Esquerda Popular Socialista divulga resolução de defesa intransigente da vaga de Jaques Wagner ao Senado; congresso estadual ocorreu em Salvador

O ex-governador Jaques Wagner durante encontro da EPS. Militância defende nome de Jaques Wagner ao Senado.

O ex-governador Jaques Wagner durante encontro da EPS. Militância defende nome de Jaques Wagner ao Senado.

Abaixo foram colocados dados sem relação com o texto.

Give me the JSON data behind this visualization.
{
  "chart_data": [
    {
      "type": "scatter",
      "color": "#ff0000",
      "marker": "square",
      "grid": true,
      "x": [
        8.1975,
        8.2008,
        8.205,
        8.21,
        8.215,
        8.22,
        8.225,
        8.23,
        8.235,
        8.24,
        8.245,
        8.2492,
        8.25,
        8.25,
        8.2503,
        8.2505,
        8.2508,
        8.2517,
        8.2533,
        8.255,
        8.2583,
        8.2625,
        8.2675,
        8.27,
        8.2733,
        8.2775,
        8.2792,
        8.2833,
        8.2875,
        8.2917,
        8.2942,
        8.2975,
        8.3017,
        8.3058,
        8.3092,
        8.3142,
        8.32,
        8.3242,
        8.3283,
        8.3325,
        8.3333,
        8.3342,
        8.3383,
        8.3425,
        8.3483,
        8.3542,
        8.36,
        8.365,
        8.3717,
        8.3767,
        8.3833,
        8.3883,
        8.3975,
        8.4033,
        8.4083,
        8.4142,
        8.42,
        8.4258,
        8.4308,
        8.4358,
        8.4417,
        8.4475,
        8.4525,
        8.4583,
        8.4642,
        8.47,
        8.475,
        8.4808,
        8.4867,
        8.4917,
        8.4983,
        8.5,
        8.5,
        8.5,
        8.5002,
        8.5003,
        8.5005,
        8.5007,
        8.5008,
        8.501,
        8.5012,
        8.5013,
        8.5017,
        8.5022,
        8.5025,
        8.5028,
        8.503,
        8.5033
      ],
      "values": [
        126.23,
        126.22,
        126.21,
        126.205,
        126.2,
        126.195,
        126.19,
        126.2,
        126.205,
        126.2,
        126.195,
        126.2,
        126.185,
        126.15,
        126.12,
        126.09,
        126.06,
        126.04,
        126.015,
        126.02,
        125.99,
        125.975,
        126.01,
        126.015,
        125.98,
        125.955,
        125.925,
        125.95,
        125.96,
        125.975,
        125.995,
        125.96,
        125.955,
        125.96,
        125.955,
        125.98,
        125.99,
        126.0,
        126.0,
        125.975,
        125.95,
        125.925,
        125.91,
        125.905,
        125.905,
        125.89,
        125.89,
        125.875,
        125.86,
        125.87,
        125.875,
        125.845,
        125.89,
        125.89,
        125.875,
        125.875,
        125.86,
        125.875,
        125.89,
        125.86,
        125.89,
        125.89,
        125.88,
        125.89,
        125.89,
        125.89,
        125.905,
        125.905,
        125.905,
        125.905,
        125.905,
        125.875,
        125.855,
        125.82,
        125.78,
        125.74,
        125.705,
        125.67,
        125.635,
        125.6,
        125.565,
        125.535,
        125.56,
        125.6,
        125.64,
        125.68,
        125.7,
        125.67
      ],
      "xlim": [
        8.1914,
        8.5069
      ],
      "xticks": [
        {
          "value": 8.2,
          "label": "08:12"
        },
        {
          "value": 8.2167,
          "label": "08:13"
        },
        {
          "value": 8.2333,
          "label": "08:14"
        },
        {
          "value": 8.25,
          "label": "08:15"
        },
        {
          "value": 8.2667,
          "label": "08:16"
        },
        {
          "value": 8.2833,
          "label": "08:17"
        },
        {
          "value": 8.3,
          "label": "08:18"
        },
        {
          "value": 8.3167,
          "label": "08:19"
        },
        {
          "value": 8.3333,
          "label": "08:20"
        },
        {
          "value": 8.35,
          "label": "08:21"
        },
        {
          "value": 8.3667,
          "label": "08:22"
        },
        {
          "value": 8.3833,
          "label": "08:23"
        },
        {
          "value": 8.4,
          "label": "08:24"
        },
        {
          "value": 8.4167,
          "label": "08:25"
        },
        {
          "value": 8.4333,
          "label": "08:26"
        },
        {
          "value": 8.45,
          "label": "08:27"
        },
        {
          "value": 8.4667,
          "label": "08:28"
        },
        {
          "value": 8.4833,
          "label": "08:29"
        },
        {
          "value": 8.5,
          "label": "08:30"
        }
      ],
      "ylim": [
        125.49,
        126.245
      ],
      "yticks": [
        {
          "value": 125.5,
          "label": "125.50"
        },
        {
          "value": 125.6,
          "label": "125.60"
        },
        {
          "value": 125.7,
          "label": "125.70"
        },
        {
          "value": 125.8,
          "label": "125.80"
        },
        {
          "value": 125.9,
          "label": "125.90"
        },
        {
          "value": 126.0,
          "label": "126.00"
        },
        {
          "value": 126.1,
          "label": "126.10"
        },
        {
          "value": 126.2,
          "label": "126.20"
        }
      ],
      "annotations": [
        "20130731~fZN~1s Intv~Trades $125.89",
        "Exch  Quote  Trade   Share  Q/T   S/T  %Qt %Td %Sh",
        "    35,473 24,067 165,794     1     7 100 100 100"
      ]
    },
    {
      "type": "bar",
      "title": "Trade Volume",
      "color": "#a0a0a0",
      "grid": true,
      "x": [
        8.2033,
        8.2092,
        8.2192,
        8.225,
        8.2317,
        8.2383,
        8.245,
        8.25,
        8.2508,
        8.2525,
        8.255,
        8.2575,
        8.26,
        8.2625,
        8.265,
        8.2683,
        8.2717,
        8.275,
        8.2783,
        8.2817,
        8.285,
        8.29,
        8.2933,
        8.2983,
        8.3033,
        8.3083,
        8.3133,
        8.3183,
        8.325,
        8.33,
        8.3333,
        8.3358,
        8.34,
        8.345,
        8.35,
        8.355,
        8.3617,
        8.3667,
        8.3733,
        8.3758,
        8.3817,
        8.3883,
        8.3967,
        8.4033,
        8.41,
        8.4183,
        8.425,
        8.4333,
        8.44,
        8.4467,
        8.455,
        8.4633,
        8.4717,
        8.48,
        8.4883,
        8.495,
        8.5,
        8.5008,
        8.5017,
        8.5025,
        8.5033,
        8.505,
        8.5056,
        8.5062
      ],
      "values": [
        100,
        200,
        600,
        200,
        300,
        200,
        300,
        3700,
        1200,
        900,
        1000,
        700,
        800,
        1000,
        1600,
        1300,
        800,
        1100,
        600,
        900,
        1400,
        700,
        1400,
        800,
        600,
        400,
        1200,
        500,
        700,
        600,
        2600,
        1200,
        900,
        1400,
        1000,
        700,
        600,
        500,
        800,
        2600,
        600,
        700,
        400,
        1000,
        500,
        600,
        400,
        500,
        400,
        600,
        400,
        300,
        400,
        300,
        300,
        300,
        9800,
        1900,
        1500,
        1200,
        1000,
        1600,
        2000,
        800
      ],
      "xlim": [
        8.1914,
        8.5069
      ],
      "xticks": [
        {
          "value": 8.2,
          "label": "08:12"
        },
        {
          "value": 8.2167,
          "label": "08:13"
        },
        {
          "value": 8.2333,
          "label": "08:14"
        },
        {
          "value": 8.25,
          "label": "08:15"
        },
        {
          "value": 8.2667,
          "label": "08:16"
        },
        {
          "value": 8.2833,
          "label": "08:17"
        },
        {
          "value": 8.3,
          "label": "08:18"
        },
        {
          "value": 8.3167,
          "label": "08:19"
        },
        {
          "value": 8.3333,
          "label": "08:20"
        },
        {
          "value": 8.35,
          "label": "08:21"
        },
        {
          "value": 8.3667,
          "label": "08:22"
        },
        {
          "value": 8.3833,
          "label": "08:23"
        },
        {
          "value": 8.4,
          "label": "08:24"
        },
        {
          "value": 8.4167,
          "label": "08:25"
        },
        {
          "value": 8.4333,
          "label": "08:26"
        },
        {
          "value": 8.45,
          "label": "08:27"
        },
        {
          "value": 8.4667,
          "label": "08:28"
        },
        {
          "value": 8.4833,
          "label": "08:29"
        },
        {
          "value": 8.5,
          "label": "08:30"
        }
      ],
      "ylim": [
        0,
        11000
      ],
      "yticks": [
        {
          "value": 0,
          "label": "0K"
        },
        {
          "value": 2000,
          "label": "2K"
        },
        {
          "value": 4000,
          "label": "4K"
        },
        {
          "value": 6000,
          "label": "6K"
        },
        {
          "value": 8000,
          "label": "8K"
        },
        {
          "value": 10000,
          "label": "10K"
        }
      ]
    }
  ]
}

A militância da Esquerda Popular Socialista (EPS), corrente interna do PT, decidiu defender de forma incisiva o nome do ex-governador Jaques Wagner para uma das vagas ao Senado na chapa majoritária de reeleição do governador Rui Costa. Em resolução divulgada, neste sábado (25/11/2017), durante Congresso Estadual da tendência, em Salvador, os petistas disseram que “não há negociação sobre a vaga de Wagner na chapa” e que “a vaga é importante para as estratégias políticas para o país”. Um dos líderes da EPS no estado, o deputado federal Valmir Assunção, destacou que a atuação no Congresso Nacional para que haja mudanças no país, passa por eleger uma bancada de senadores e de deputados federais “comprometidos com o povo”. Assunção foi lançado como candidato à reeleição, falou do crescimento interno da corrente que representa e que, em 2018, o embate político será ainda mais acentuado.

“A EPS se fortaleceu esse ano e tem a tarefa de, em 2018, contribuir para que o ex-presidente Lula tenha uma expressiva votação na Bahia. Já estamos trabalhando para que possamos criar uma unidade. No Congresso, precisamos de Wagner, isso é indiscutível. Na Bahia, é fundamental reelegermos o nosso governador Rui Costa. Diante dos rumores na mídia que a vaga de Wagner estaria em disputa por outros partidos, a EPS declara que tão importante quanto a vaga do governo é a do Senado. “Wagner senador tem um grande peso político, não tem negociação sobre isso”, afirma Assunção, que esteve ao lado do ex-governador petista durante o congresso da corrente partidária. A atividade reuniu lideranças de diferentes municípios como o vereador de Salvador Luiz Carlos Suíca, o suplente de deputado estadual Mário Jacó, ambos foram lançados como candidatos da EPS para uma cadeira na Assembleia em 2018.

O congresso na EPS também reuniu a secretária de Promoção da Igualdade Racial (Sepromi), Fabya Reis, a coordenadora-geral do Sindilimp-BA, Ana Angélica Rabelo, a coordenadora de Desenvolvimento Agrária (CDA), Renata Rossi, o prefeito de Itaetê, na Chapada Diamantina, Valdes Brito, além de lideranças comunitárias, de movimentos sócias, como o dirigente do MST, Evanildo Costa, o líder do MSTS, Jhones Bastos, e o secretário nacional de Movimentos Populares do PT, o baiano Ivan Alex. “Temos muito para caminhar e, em 2018, é preciso ter o foco nas eleições. Já que sofremos um golpe parlamentar contra uma presidenta eleita pelo voto direto do povo. Então agora é hora de devolver ao país a democracia. Lula representa os setores populares, é o nosso nome para a presidência e a EPS defende o fortalecimento do Congresso e um dos nomes é Jaques Wagner no Senado Federal”, frisa Ivan Alex.